Clooney doesn't fare much better. Where Adam West, Michael Keaton, and Christian Bale all put their indelible stamp on The Dark Knight, Clooney treats the role like a fancy tuxedo he wore for a week, then had dry-cleaned and returned to its rightful owner. In Sharon Waxman's Rebels On The Backlot, a terrible, terrible book I thoroughly enjoyed, she recounts David O. Russell's borderline-sadistic campaign to purge Clooney of his slick TV star mannerisms and transform him into a credible thespian for Three Kings. Watching Batman & Robin, I couldn't help but feel that maybe Russell was on to something. Clooney had to kill the dreamboat movie star in him so the actor could emerge. Clooney delivers a neutered Batman who wouldn't look out of place throwing a white cardigan over his bat suit, firing up a pipe and asking Robin about his day. He's less James Bond than Ward Cleaver.
Batman & Robin falls prey to what I like to call Cousin Oliver Syndrome: when in doubt throw in a new character for the kids. Here Alicia Silverstone fills the Cousin Oliver slot as Batgirl, an Oxford brat with a thing for street racing. In a star-breaking turn, Silverstone is equally unconvincing as an Oxford brain and a danger-loving adrenaline junkie alike. In interviews Schumacher has talked about the pressure Warner Brothers put on him to make the film more "toyetic"–that is conducive to being turned into toys. In that respect, it's surprising Batman & Robin didn't introduce new characters like Batkitten or Batpuppy. Oh the stuffed animals they'd sell! What could me more adorable than a golden retriever puppy with a crime-fighting secret identity?
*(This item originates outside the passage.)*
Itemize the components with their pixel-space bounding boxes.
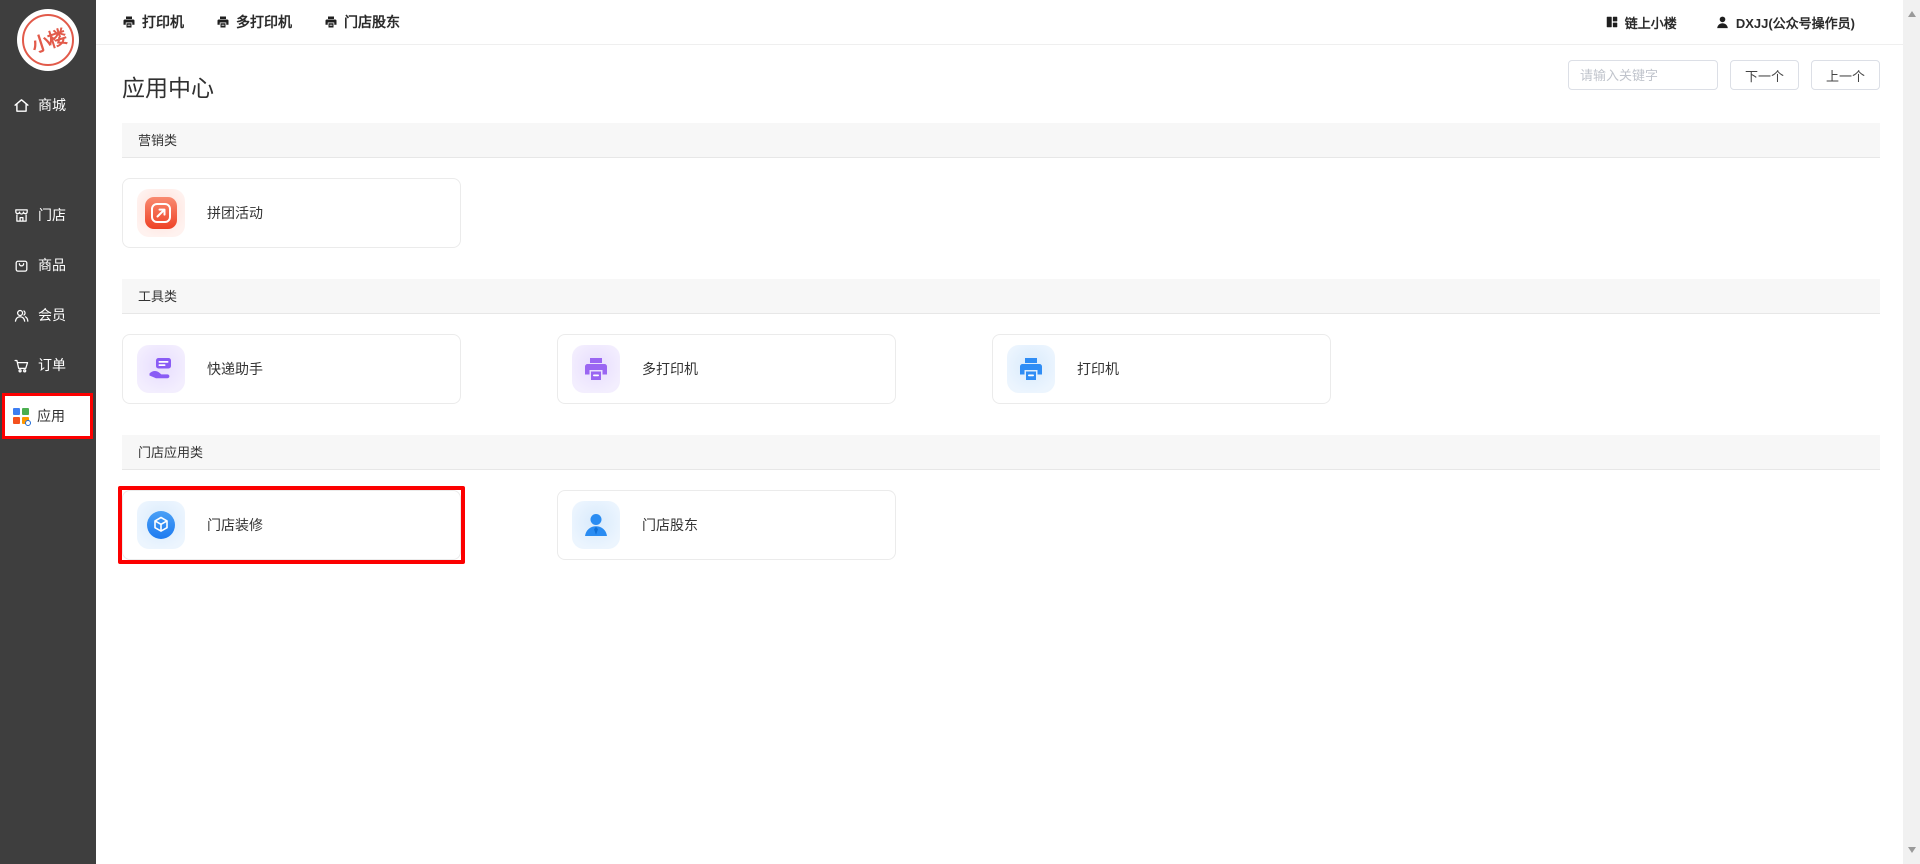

Like far too many of the films I've written about here, Batman & Robin favors production design over character and story. It's all about giant sets and gaudy costumes, but the riot of neon and candy colors induces a pummeling visual overload. The big action set-pieces feel like they were borrowed from a Batman-themed stunt show at a second-rate amusement park while the garish color scheme suggests the aftermath of an explosion at a paint factory.
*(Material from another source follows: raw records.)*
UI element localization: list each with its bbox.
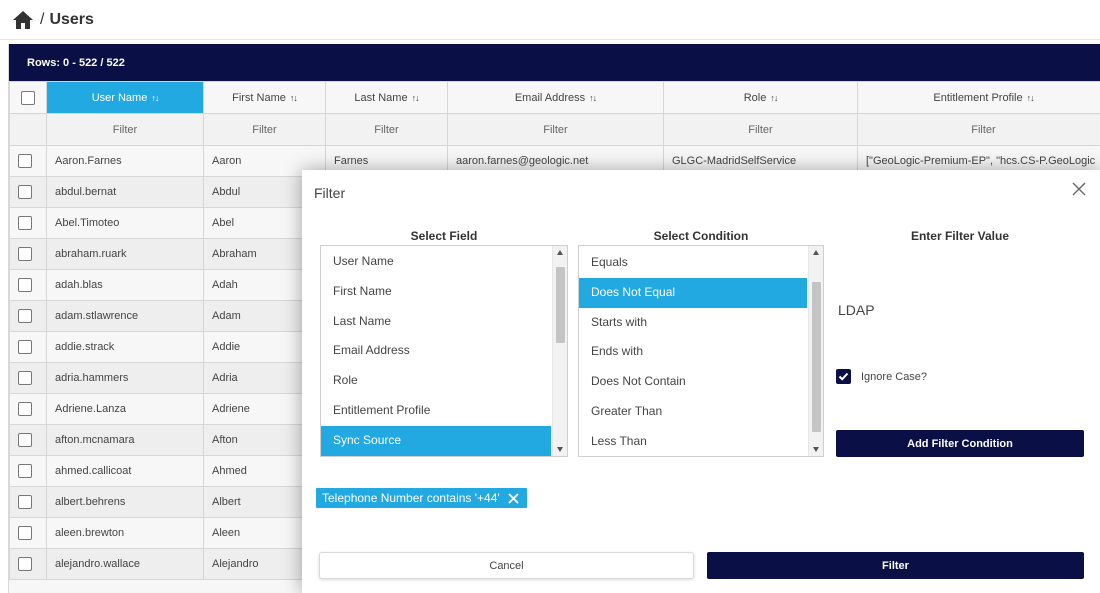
remove-chip-icon[interactable] xyxy=(508,492,519,504)
ignore-case-label: Ignore Case? xyxy=(861,370,928,383)
scroll-up-icon[interactable] xyxy=(557,250,563,255)
condition-scrollbar[interactable] xyxy=(808,246,823,456)
add-filter-condition-button[interactable]: Add Filter Condition xyxy=(836,430,1084,457)
close-icon[interactable] xyxy=(1070,180,1088,198)
field-option[interactable]: Email Address xyxy=(321,336,551,366)
field-listbox[interactable]: User Name First Name Last Name Email Addres… xyxy=(320,245,568,457)
field-scrollbar[interactable] xyxy=(552,246,567,456)
field-options: User Name First Name Last Name Email Addres… xyxy=(321,247,551,456)
condition-option[interactable]: Starts with xyxy=(579,308,807,338)
field-scroll-thumb[interactable] xyxy=(556,267,565,343)
enter-value-heading: Enter Filter Value xyxy=(910,229,1010,243)
field-option[interactable]: Entitlement Profile xyxy=(321,396,551,426)
dialog-title: Filter xyxy=(314,185,346,201)
condition-scroll-thumb[interactable] xyxy=(812,282,821,432)
condition-option[interactable]: Ends with xyxy=(579,337,807,367)
modal-overlay: Filter Select Field Select Condition Ent… xyxy=(0,0,1100,593)
field-option[interactable]: Sync Source xyxy=(321,425,551,456)
ignore-case-checkbox[interactable] xyxy=(836,369,851,384)
scroll-down-icon[interactable] xyxy=(813,447,819,452)
ignore-case-row[interactable]: Ignore Case? xyxy=(836,369,927,384)
condition-option[interactable]: Equals xyxy=(579,248,807,278)
field-option[interactable]: First Name xyxy=(321,277,551,307)
condition-options: Equals Does Not Equal Starts with Ends with… xyxy=(579,248,807,456)
condition-option[interactable]: Greater Than xyxy=(579,397,807,427)
field-option[interactable]: Role xyxy=(321,366,551,396)
field-option[interactable]: User Name xyxy=(321,247,551,277)
filter-value-input[interactable]: LDAP xyxy=(838,302,875,318)
filter-chip: Telephone Number contains '+44' xyxy=(316,488,527,508)
field-option[interactable]: Last Name xyxy=(321,307,551,337)
condition-option[interactable]: Does Not Equal xyxy=(579,277,807,308)
filter-dialog: Filter Select Field Select Condition Ent… xyxy=(302,170,1100,593)
filter-chip-label: Telephone Number contains '+44' xyxy=(322,491,500,505)
condition-option[interactable]: Does Not Contain xyxy=(579,367,807,397)
scroll-up-icon[interactable] xyxy=(813,250,819,255)
select-condition-heading: Select Condition xyxy=(653,229,749,243)
cancel-button[interactable]: Cancel xyxy=(319,552,694,579)
condition-listbox[interactable]: Equals Does Not Equal Starts with Ends with… xyxy=(578,245,824,457)
scroll-down-icon[interactable] xyxy=(557,447,563,452)
select-field-heading: Select Field xyxy=(410,229,478,243)
filter-button[interactable]: Filter xyxy=(707,552,1084,579)
condition-option[interactable]: Less Than xyxy=(579,427,807,456)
Here at the A.V. Club, we've long bandied about the idea of writing an article called "Comic Books: They're Just For Kids Now" to spoof all those asinine "Comic Books: They're Not Just For Kids Anymore!" pieces. Not only is Batman & Robin targeted blatantly at children, but it actually seems pitched at the pre-verbal. Look at all the bright colors! Look at the silly men in their silly costumes! Marvel as shiny stuff flies across the screen and blows up real good! Give yourself over to the mindless, brain-clouding sugar rush of empty spectacle!
Though hype and marketing ensured a decent gross, bad buzz and devastating word of mouth killed off this incarnation of the Batman series, a franchise that began so promisingly yet sunk to such risible depths that Christopher Nolan had to start over again for Batman Begins, a dark, intense film that functioned as the antithesis to Schumacher's leaden camp.
Now at this point you might be wondering if I'm being a little hard on Batman & Robin. Isn't it ultimately just a goofy comic book movie for kids? Alas, I'm afraid my condition–being an incorrigible smartass with an innate prejudice against films that are total crap–has left me COLD to your pleas for mercy.